Do we have way to make the pinning optional?
As I understand AMD's system the iommu HW itself translates the base_addr through the S2 page table automatically, so it doesn't need pinned memory and physical addresses but just the IOVA.
Right. That's why we invented a flag, and it should be probably extended to cover the pin step as well.
Perhaps for this reason the pinning should be done with a function call from the driver?
But the whole point of doing in the core was to avoid the entire iopt related structure/function from being exposed to the driver, which would otherwise hugely increase the size of the driver.o?

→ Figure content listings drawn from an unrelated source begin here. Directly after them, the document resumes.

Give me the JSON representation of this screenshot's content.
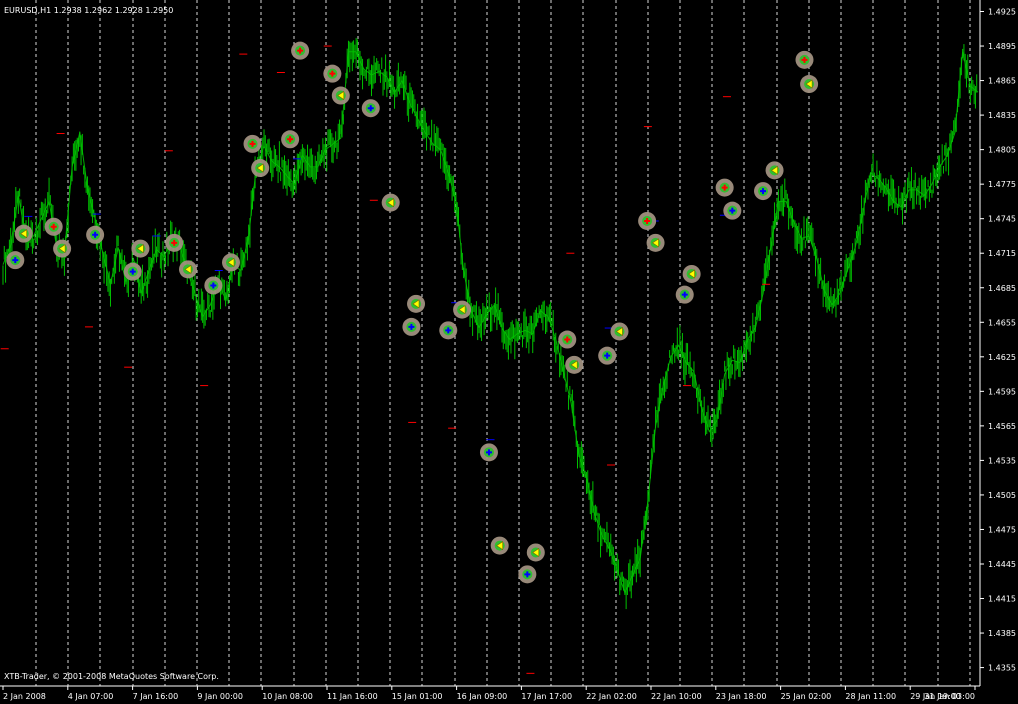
{
  "window": {
    "symbol_info": "EURUSD,H1  1.2938 1.2962 1.2928 1.2950",
    "copyright": "XTB-Trader, © 2001-2008 MetaQuotes Software Corp."
  },
  "colors": {
    "background": "#000000",
    "price": "#00c000",
    "grid": "#ffffff",
    "axis": "#ffffff",
    "upper_marker": "#ff0000",
    "lower_marker": "#0000ff",
    "signal_circle": "#a09080"
  },
  "chart_data": {
    "type": "line",
    "title": "EURUSD,H1  1.2938 1.2962 1.2928 1.2950",
    "ylim": [
      1.4339,
      1.4935
    ],
    "y_ticks": [
      "1.4925",
      "1.4895",
      "1.4865",
      "1.4835",
      "1.4805",
      "1.4775",
      "1.4745",
      "1.4715",
      "1.4685",
      "1.4655",
      "1.4625",
      "1.4595",
      "1.4565",
      "1.4535",
      "1.4505",
      "1.4475",
      "1.4445",
      "1.4415",
      "1.4385",
      "1.4355"
    ],
    "x_ticks": [
      "2 Jan 2008",
      "4 Jan 07:00",
      "7 Jan 16:00",
      "9 Jan 00:00",
      "10 Jan 08:00",
      "11 Jan 16:00",
      "15 Jan 01:00",
      "16 Jan 09:00",
      "17 Jan 17:00",
      "22 Jan 02:00",
      "22 Jan 10:00",
      "23 Jan 18:00",
      "25 Jan 02:00",
      "28 Jan 11:00",
      "29 Jan 19:00",
      "31 Jan 03:00"
    ],
    "grid": "vertical-dashed",
    "series": [
      {
        "values": [
          1.4705,
          1.4722,
          1.4765,
          1.4728,
          1.473,
          1.4745,
          1.476,
          1.472,
          1.4715,
          1.479,
          1.482,
          1.4772,
          1.4745,
          1.4715,
          1.4688,
          1.472,
          1.469,
          1.471,
          1.468,
          1.47,
          1.4718,
          1.4712,
          1.4728,
          1.4722,
          1.47,
          1.468,
          1.466,
          1.467,
          1.469,
          1.4675,
          1.4705,
          1.47,
          1.473,
          1.479,
          1.4808,
          1.4795,
          1.479,
          1.4782,
          1.4775,
          1.48,
          1.479,
          1.479,
          1.4805,
          1.481,
          1.4815,
          1.489,
          1.489,
          1.4875,
          1.487,
          1.4873,
          1.4868,
          1.4855,
          1.4865,
          1.4845,
          1.4832,
          1.482,
          1.481,
          1.4805,
          1.4785,
          1.476,
          1.47,
          1.4665,
          1.465,
          1.4662,
          1.467,
          1.465,
          1.464,
          1.4645,
          1.4648,
          1.4645,
          1.4665,
          1.466,
          1.464,
          1.4612,
          1.4585,
          1.454,
          1.452,
          1.449,
          1.447,
          1.4458,
          1.444,
          1.442,
          1.4435,
          1.445,
          1.45,
          1.4565,
          1.46,
          1.4625,
          1.4635,
          1.462,
          1.4612,
          1.458,
          1.456,
          1.457,
          1.461,
          1.4622,
          1.462,
          1.464,
          1.465,
          1.468,
          1.472,
          1.476,
          1.476,
          1.4742,
          1.4728,
          1.473,
          1.471,
          1.4682,
          1.467,
          1.468,
          1.47,
          1.472,
          1.475,
          1.4785,
          1.478,
          1.4772,
          1.476,
          1.4755,
          1.477,
          1.477,
          1.4765,
          1.4775,
          1.479,
          1.48,
          1.482,
          1.489,
          1.486,
          1.4855
        ]
      }
    ],
    "upper_markers": [
      {
        "x": 0.22,
        "y": 1.4632
      },
      {
        "x": 7.5,
        "y": 1.4819
      },
      {
        "x": 11.2,
        "y": 1.4651
      },
      {
        "x": 16.3,
        "y": 1.4616
      },
      {
        "x": 21.6,
        "y": 1.4804
      },
      {
        "x": 26.2,
        "y": 1.46
      },
      {
        "x": 31.3,
        "y": 1.4888
      },
      {
        "x": 36.2,
        "y": 1.4872
      },
      {
        "x": 42.3,
        "y": 1.4895
      },
      {
        "x": 48.3,
        "y": 1.4761
      },
      {
        "x": 53.3,
        "y": 1.4568
      },
      {
        "x": 58.5,
        "y": 1.4563
      },
      {
        "x": 64.3,
        "y": 1.4458
      },
      {
        "x": 68.7,
        "y": 1.435
      },
      {
        "x": 73.9,
        "y": 1.4715
      },
      {
        "x": 79.2,
        "y": 1.4531
      },
      {
        "x": 84.0,
        "y": 1.4825
      },
      {
        "x": 89.1,
        "y": 1.46
      },
      {
        "x": 94.3,
        "y": 1.4851
      },
      {
        "x": 99.4,
        "y": 1.4688
      }
    ],
    "lower_markers": [
      {
        "x": 3.3,
        "y": 1.4747
      },
      {
        "x": 12.2,
        "y": 1.4749
      },
      {
        "x": 20.0,
        "y": 1.473
      },
      {
        "x": 28.1,
        "y": 1.47
      },
      {
        "x": 38.3,
        "y": 1.4797
      },
      {
        "x": 48.3,
        "y": 1.4838
      },
      {
        "x": 58.9,
        "y": 1.4672
      },
      {
        "x": 63.5,
        "y": 1.4553
      },
      {
        "x": 69.1,
        "y": 1.4453
      },
      {
        "x": 78.9,
        "y": 1.465
      },
      {
        "x": 84.9,
        "y": 1.4743
      },
      {
        "x": 93.9,
        "y": 1.4748
      },
      {
        "x": 100.8,
        "y": 1.4786
      }
    ],
    "signals": [
      {
        "x": 1.6,
        "y": 1.4709,
        "kind": "buy"
      },
      {
        "x": 2.7,
        "y": 1.4732,
        "kind": "exit"
      },
      {
        "x": 6.6,
        "y": 1.4738,
        "kind": "sell"
      },
      {
        "x": 7.7,
        "y": 1.4719,
        "kind": "exit"
      },
      {
        "x": 12.0,
        "y": 1.4731,
        "kind": "buy"
      },
      {
        "x": 16.9,
        "y": 1.4699,
        "kind": "buy"
      },
      {
        "x": 17.9,
        "y": 1.4719,
        "kind": "exit"
      },
      {
        "x": 22.3,
        "y": 1.4724,
        "kind": "sell"
      },
      {
        "x": 24.1,
        "y": 1.4701,
        "kind": "exit"
      },
      {
        "x": 27.4,
        "y": 1.4687,
        "kind": "buy"
      },
      {
        "x": 29.7,
        "y": 1.4707,
        "kind": "exit"
      },
      {
        "x": 32.5,
        "y": 1.481,
        "kind": "sell"
      },
      {
        "x": 33.5,
        "y": 1.4789,
        "kind": "exit"
      },
      {
        "x": 37.4,
        "y": 1.4814,
        "kind": "sell"
      },
      {
        "x": 38.7,
        "y": 1.4891,
        "kind": "sell"
      },
      {
        "x": 42.9,
        "y": 1.4871,
        "kind": "sell"
      },
      {
        "x": 44.0,
        "y": 1.4852,
        "kind": "exit"
      },
      {
        "x": 47.9,
        "y": 1.4841,
        "kind": "buy"
      },
      {
        "x": 50.5,
        "y": 1.4759,
        "kind": "exit"
      },
      {
        "x": 53.2,
        "y": 1.4651,
        "kind": "buy"
      },
      {
        "x": 53.8,
        "y": 1.4671,
        "kind": "exit"
      },
      {
        "x": 58.0,
        "y": 1.4648,
        "kind": "buy"
      },
      {
        "x": 59.8,
        "y": 1.4666,
        "kind": "exit"
      },
      {
        "x": 63.3,
        "y": 1.4542,
        "kind": "buy"
      },
      {
        "x": 64.7,
        "y": 1.4461,
        "kind": "exit"
      },
      {
        "x": 68.3,
        "y": 1.4436,
        "kind": "buy"
      },
      {
        "x": 69.4,
        "y": 1.4455,
        "kind": "exit"
      },
      {
        "x": 73.5,
        "y": 1.464,
        "kind": "sell"
      },
      {
        "x": 74.4,
        "y": 1.4618,
        "kind": "exit"
      },
      {
        "x": 78.7,
        "y": 1.4626,
        "kind": "buy"
      },
      {
        "x": 80.3,
        "y": 1.4647,
        "kind": "exit"
      },
      {
        "x": 83.9,
        "y": 1.4743,
        "kind": "sell"
      },
      {
        "x": 85.0,
        "y": 1.4724,
        "kind": "exit"
      },
      {
        "x": 88.8,
        "y": 1.4679,
        "kind": "buy"
      },
      {
        "x": 89.7,
        "y": 1.4697,
        "kind": "exit"
      },
      {
        "x": 94.0,
        "y": 1.4772,
        "kind": "sell"
      },
      {
        "x": 95.0,
        "y": 1.4752,
        "kind": "buy"
      },
      {
        "x": 99.0,
        "y": 1.4769,
        "kind": "buy"
      },
      {
        "x": 100.5,
        "y": 1.4787,
        "kind": "exit"
      },
      {
        "x": 104.4,
        "y": 1.4883,
        "kind": "sell"
      },
      {
        "x": 105.0,
        "y": 1.4862,
        "kind": "exit"
      }
    ]
  }
}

+struct iommu_hw_queue_alloc {
- __u32 size;
- __u32 flags;
- __u32 viommu_id;
- __u32 type;
- __u32 index;
- __u32 out_hw_queue_id;
- __aligned_u64 base_addr;
base addr should probably be called nesting_parent_iova to match how we described the viommu hwpt:
- @hwpt_id: ID of a nesting parent HWPT to associate to
Ack.
- /*
* The underlying physical pages must be pinned to prevent them from
* being unmapped (via IOMMUFD_CMD_IOAS_UNMAP) during the life cycle
* of the HW QUEUE object.
*/
- rc = iopt_pin_pages(&hwpt->ioas->iopt, cmd->base_addr, cmd->length,
pages, 0);
I don't think this actually works like this without an unmap callback. unmap will break:
iommufd_access_notify_unmap(iopt, area_first, length); /* Something is not responding to unmap requests. */ tries++; if (WARN_ON(tries > 100)) return -EDEADLOCK;
If it can't shoot down the pinning.
Hmm, I thought we want the unmap to fail until VMM releases the HW QUEUE first? In what case, does VMM wants to unmap while holding the queue pages?
Why did this need to change away from just a normal access? That ops and unmap callback are not optional things.
What vcmdq would do in the unmap callback is question I'm not sure of..
This is more reason to put the pin/access in the driver so it can provide an unmap callback that can fix it up.
As there are two types of "access" here.. you mean iommufd_access, i.e. vcmdq driver should hold an iommufd_access like an emulated vfio device driver?
I think this should have been done just by using the normal access mechanism, maybe with a simplifying wrapper for in-driver use. ie no need for patch #9
Still, the driver.o file will be very large, unlike VFIO that just depends on CONFIG_IOMMUFD?
Thanks Nicolin